Projector Screens

SI is a technology based U.S. projection screen manufacturer focused on delivering “state-of-the-art” performance. Each screen meets extremely tight tolerances and must deliver the stunning visuals we require. SI’s products address constantly changing consumer demands for performance, value, and visual appeal-each strategically aligned with today’s projector trends.SI exists at the bleeding edge of projection screen technology. A key example of this is the new Black Diamond™ screen. Black Diamond enhances projector performance by creating the ultimate contrast (blacker black, whiter whites) and color accuracy (with added vibrant color delivery) in both light and dark environments. This exclusive SI technology will change the home theater landscape by delivering dramatically higher picture quality at sharply competitive prices. Try the new SI Screen Wizard to quickly determine which screen gain is right for your environment.

DIY Projection Screen?

It is possible to build your own DIY “do it yourself” projector screen but to do it right you will spend more time and money then purchasing a screen from SI Screens. Much science goes into our screen technologies to maximize projector lumens, contrast, brightness, and resolution. Please read below for more information about SI’s front projection screens, rear projection screens, and motorized projector screens.

What is a Projector Screen?

The projection screen is at least as important as the projector, after all viewers watch the screen not the projector! A quality projector screen reproduces the image without losing quality, by maximizing the light coming from the projector and reflecting it so that everyone in the room can see and read the image clearly. Both the projector and projection screen need to match the size and purpose of the room. You need to take into account the reason the projector will be used and how much light there is in the room.

Screens come in a number of aspect ratios. Square screens’ ratio aspect is 1:1, while video screens’ ratio aspect is 4:3. A wide screen has a ratio aspect of 16:9. When choosing the aspect ratio of your projector screen you must match it with the aspect ratio of your projector. A general rule of thumb is that 4:3 and 1:1 ratio screens best suit business presentations or television viewing. Screens that are 16:9 suit DVDs or “widescreen” broadcasts.

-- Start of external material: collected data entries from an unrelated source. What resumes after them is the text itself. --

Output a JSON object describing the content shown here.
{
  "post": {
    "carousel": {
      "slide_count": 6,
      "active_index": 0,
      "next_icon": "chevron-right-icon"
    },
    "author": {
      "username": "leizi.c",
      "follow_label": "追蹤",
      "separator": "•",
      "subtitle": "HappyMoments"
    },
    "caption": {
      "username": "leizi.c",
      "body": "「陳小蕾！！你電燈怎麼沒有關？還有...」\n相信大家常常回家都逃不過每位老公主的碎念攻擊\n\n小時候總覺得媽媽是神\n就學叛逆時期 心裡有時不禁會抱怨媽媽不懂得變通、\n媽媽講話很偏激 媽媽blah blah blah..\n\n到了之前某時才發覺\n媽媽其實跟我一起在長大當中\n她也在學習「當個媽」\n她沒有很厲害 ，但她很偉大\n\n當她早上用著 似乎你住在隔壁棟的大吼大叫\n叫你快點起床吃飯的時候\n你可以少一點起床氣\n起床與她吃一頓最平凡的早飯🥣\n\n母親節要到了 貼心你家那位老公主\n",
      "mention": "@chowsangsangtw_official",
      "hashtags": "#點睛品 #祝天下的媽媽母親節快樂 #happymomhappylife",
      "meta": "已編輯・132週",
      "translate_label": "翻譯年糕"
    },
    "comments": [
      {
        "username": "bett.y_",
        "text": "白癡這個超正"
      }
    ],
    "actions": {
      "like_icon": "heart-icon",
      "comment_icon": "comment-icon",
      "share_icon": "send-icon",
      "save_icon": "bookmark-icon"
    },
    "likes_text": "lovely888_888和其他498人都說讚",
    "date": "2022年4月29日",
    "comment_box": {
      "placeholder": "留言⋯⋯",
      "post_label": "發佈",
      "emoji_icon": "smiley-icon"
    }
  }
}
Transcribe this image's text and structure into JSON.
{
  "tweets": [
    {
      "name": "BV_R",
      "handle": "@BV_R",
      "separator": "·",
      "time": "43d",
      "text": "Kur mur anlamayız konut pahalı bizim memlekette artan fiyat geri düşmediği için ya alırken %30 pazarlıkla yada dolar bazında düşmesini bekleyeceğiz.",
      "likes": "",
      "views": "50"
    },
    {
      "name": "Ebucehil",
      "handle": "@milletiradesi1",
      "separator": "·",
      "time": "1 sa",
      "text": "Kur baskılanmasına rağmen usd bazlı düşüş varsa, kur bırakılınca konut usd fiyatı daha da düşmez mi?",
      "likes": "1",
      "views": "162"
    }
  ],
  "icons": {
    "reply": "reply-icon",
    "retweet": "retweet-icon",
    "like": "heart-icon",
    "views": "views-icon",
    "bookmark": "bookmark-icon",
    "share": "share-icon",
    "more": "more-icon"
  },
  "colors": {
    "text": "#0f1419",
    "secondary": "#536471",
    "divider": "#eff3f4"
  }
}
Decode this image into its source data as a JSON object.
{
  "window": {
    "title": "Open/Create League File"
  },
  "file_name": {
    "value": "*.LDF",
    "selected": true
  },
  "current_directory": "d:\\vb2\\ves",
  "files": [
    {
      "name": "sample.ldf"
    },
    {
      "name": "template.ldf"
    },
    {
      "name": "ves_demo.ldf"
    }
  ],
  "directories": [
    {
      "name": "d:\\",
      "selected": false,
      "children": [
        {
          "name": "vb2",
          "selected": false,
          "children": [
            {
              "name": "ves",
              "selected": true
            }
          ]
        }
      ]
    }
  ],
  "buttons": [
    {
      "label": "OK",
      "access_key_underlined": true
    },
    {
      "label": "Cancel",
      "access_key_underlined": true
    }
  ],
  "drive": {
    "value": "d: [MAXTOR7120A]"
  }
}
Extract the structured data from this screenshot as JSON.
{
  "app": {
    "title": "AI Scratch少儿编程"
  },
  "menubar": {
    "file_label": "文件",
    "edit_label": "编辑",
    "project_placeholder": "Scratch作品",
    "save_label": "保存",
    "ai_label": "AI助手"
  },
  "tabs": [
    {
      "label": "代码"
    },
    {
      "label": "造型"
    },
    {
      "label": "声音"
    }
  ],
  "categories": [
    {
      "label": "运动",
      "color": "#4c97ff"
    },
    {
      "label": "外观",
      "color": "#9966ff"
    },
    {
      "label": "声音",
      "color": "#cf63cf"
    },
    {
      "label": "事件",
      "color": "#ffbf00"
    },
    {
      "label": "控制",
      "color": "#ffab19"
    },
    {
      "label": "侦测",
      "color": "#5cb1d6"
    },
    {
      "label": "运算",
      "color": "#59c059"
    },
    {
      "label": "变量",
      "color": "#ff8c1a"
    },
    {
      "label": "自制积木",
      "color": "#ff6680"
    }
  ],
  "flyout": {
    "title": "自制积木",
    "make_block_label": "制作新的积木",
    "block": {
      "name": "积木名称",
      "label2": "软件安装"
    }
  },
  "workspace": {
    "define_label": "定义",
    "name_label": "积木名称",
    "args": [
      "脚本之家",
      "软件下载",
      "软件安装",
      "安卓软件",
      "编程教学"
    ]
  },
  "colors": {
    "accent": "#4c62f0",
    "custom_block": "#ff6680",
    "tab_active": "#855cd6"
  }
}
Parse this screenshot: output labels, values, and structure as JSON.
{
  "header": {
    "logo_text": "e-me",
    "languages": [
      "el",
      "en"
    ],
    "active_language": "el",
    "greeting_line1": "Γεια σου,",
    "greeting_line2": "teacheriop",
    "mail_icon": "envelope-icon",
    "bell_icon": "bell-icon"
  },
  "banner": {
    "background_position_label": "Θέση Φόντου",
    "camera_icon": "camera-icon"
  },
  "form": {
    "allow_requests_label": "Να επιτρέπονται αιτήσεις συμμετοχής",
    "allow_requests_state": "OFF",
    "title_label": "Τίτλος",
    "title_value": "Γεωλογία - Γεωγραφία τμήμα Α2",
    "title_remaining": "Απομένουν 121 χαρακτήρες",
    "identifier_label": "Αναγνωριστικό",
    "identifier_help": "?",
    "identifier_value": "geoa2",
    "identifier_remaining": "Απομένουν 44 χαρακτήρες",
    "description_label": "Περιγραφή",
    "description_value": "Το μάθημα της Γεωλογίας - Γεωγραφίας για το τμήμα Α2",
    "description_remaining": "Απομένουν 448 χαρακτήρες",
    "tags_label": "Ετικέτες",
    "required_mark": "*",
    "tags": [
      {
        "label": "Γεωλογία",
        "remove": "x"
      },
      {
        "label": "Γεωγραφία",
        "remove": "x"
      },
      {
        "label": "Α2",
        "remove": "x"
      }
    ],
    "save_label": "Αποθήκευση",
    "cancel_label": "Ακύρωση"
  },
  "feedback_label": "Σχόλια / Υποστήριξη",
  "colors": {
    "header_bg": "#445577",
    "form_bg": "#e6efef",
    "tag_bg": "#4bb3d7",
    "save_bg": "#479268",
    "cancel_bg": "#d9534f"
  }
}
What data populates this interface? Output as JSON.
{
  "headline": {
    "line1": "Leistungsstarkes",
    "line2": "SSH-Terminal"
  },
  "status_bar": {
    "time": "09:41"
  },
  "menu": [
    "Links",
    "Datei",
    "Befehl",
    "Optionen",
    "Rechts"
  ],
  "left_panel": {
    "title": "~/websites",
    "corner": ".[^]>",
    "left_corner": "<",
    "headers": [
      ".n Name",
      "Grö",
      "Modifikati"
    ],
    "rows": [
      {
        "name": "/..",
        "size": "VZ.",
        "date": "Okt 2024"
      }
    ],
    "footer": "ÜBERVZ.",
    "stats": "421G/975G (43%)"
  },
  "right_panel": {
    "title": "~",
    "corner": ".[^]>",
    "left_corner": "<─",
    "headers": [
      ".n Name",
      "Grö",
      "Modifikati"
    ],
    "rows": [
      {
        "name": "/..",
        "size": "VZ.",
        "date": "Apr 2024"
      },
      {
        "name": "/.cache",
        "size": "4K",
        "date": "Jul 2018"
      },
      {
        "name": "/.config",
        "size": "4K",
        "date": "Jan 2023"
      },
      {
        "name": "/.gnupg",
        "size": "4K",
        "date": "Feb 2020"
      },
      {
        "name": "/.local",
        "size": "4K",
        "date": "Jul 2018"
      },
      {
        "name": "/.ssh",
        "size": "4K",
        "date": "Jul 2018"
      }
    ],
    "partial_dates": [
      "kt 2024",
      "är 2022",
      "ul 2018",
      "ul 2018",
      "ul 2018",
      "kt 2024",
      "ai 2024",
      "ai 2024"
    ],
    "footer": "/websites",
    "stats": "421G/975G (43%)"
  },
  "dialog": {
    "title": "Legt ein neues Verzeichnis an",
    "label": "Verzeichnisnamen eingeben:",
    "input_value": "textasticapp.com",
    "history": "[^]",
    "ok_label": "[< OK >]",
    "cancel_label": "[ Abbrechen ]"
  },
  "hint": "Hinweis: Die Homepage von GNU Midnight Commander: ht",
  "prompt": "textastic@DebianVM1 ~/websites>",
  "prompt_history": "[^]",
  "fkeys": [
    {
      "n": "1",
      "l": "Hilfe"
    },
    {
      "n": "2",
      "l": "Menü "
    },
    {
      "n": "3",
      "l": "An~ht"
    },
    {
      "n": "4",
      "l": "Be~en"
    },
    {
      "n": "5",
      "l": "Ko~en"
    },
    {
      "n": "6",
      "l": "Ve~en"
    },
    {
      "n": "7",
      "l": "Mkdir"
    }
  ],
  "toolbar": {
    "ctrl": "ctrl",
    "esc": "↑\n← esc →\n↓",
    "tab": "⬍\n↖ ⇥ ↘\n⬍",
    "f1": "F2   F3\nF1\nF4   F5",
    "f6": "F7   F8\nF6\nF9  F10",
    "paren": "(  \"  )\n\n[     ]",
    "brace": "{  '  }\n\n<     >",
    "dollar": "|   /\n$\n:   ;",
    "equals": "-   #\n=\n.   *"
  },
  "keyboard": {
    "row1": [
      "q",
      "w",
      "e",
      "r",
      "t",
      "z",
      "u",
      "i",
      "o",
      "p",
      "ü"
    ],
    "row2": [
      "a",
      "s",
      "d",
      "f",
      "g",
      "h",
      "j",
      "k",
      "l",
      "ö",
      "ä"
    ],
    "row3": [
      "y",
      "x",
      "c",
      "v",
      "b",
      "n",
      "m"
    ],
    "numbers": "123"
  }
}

The fabric of the screen is another important factor. Matte white diffusion screen fabric is generally suitable when light conditions can be controlled. Datalux is a type of fabric specifically designed when you need a wider viewing angle. It is particularly suitable when the projector is mounted on the ceiling. Retro-reflective fabric is best used when the projector is at table height and there is not a huge audience. Rear projection screens are much more expensive and are useful when you don’t want the projection unit to be visible.

Manual projector screens are pull-down varieties that come in a range of styles and fabrics. Electric screens have a motor and can be raised and lowered using a wall electric switch or a remote control. Fixed screens are the perfect solution if you need the screen to be available all the time. Portable screens are flexible and range in style and size, from table top to wall-sized.

A projection screen is an installation consisting of a surface and a support structure used for displaying a projected image for the view of an audience. Projection screens may be permanently installed as in a movie theater , painted on the wall , semi-permanent or mobile, as in a conference room or other non-dedicated viewing space. Uniformly white or grey screens are used almost exclusively as to avoid any discoloration to the image, while the most desired brightness of the screen depends on a number of variables, such as the ambient light level and the luminous power of the image source. Flat or curved screens may be used depending on the optics used to project the image and the desired geometrical accuracy of the image production, flat screens being the more common of the two. Screens can be further designed for front or back projection, the more common front projection systems having the image source situated on the same side of the screen as the audience.

Different markets exist for screens targeted for use with digital projectors , movie projectors , overhead projectors and slide projectors , although the basic idea for each of them is very much the same: front projection screens work on diffusely reflecting the light projected on to them, whereas back projection screens work by diffusely transmitting the light through them.